Se pensarmos como as experiências online da autoficção na literatura, ou do cinema autorreferente, estão situadas enquanto estratégias contemporâneas que questionam o sistema de representação ficcional e, ao mesmo tempo, são parte de uma cultura da espetacularização da vida privada nas redes, é possível problematizar as ambiguidades que também se estendem aos experimentos autorreferentes em videodança no ciberespaço. Sibilia aponta, de forma crítica, como a interface corpo-câmera modificou, a partir das imagens em movimento (em todos os seus avanços tecnológicos), as expectativas sobre a vida privada enquanto a representação de um filme. A sociedade do espetáculo teria se tornado tão atraente durante todo o século XX que qualquer um que deseje transformar seu cotidiano em um diário aberto pode fazê-lo, na atualidade, por meio das tecnologias digitais portáteis.

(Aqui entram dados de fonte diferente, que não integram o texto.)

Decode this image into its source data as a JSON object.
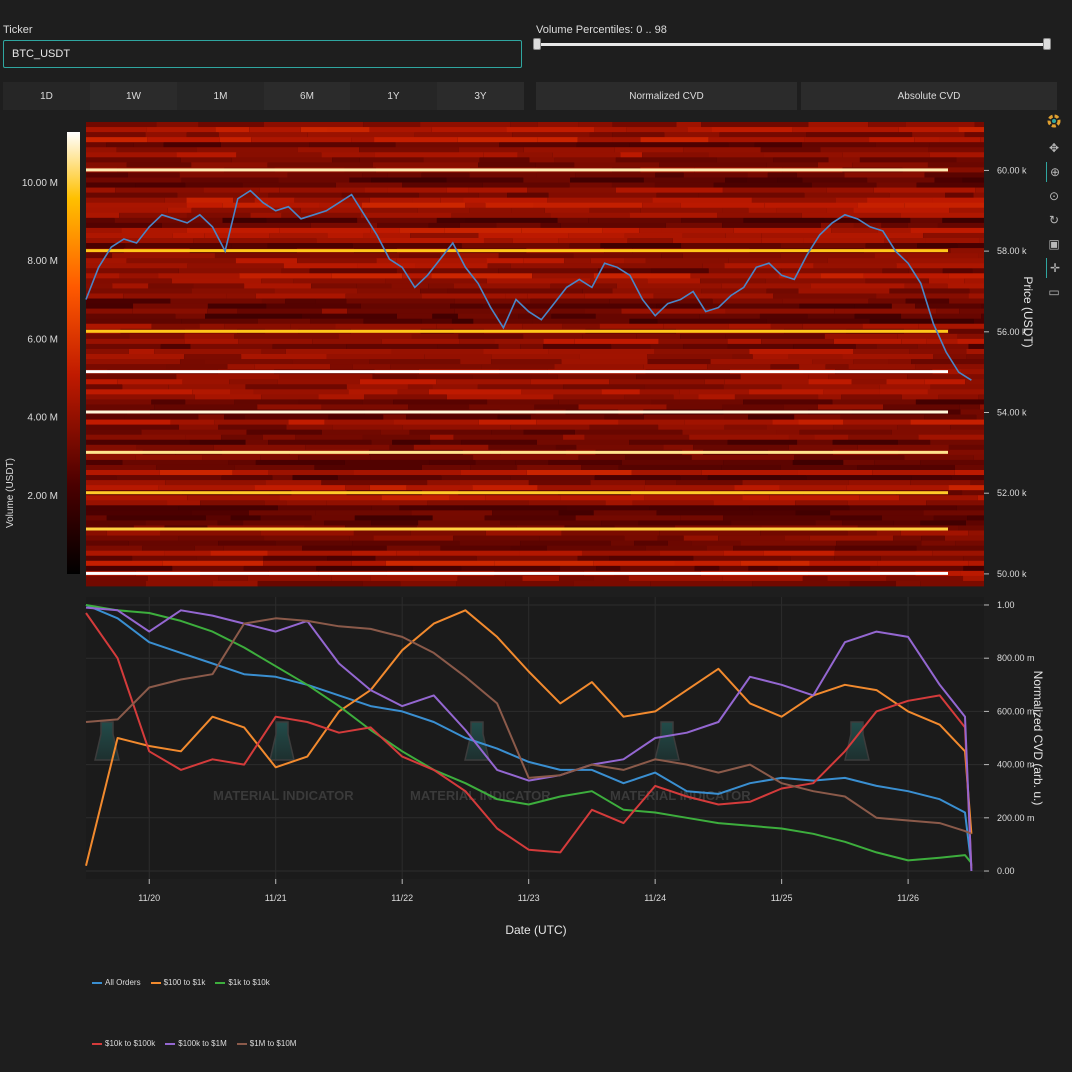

Entretanto, não se trata de meras “evoluções” ou adaptações práticas aos meios tecnológicos que apareceram nos últimos anos. Se observarmos todas essas mudanças sob uma nova luz, o que está acontecendo ganha o perfil de uma verdadeira mutação: em nosso espetacularizado século XXI, o jogo dos espelhos complicou-se inexoravelmente. Em vez de reconhecer na ficção da tela – ou da folha impressa – um reflexo da nossa vida real, cada vez mais avaliamos a própria vida “segundo o grau em que ela satisfaz as expectativas narrativas criadas pelo cinema”, como insinua Neal Gabler, em seu provocador estudo sobre os avanços do entretenimento e da lógica do espetáculo. Valorizamos a própria vida em função da sua capacidade de se tornar, de fato, um verdadeiro filme. (SIBILIA, 2008: 49).

Se a experiência fílmica produz expectativas na vida social dos indivíduos que consomem a forma cinema, é quase inevitável supor o quanto as imagens em movimento se tornaram um dos principais recursos estéticos da vida virtual. A autorreferência nas audiovisualidades se apropriam dessa expectativa fílmica sobre a vida real para constituir-se enquanto uma ambiguidade de mise-en-scène, que explora os acontecimentos da esfera privada e as ficções de uma exposição exagerada de si para câmeras e telas. Torna-se, então, uma tarefa complexa identificar quais os limites da ficcionalização de vidas privadas no contexto das imagens virtuais. Observar como o cinema autorreferente abre possibilidades criativas (de ruptura com o cinema de representação) à linguagem da videodança está, em parte, numa análise crítica das tecnologias digitais e suas interfaces com os dispositivos cinematográficos (considerando os processos de subjetivação inerentes à relação corpo-câmera na atualidade e à espetacularização da internet) a partir das evidências históricas que demonstram mutações nos processos criativos em videodança, bem como as consequências de sua proximidade com o ciberespaço da web. Interessa pensar, sobretudo, como a autorreferência na internet e nas

imagens em movimento pode contribuir aos experimentos em videodança, sem que isto recaia sobre as expectativas cênicas provenientes de uma cultura do espetáculo ou entretenimento.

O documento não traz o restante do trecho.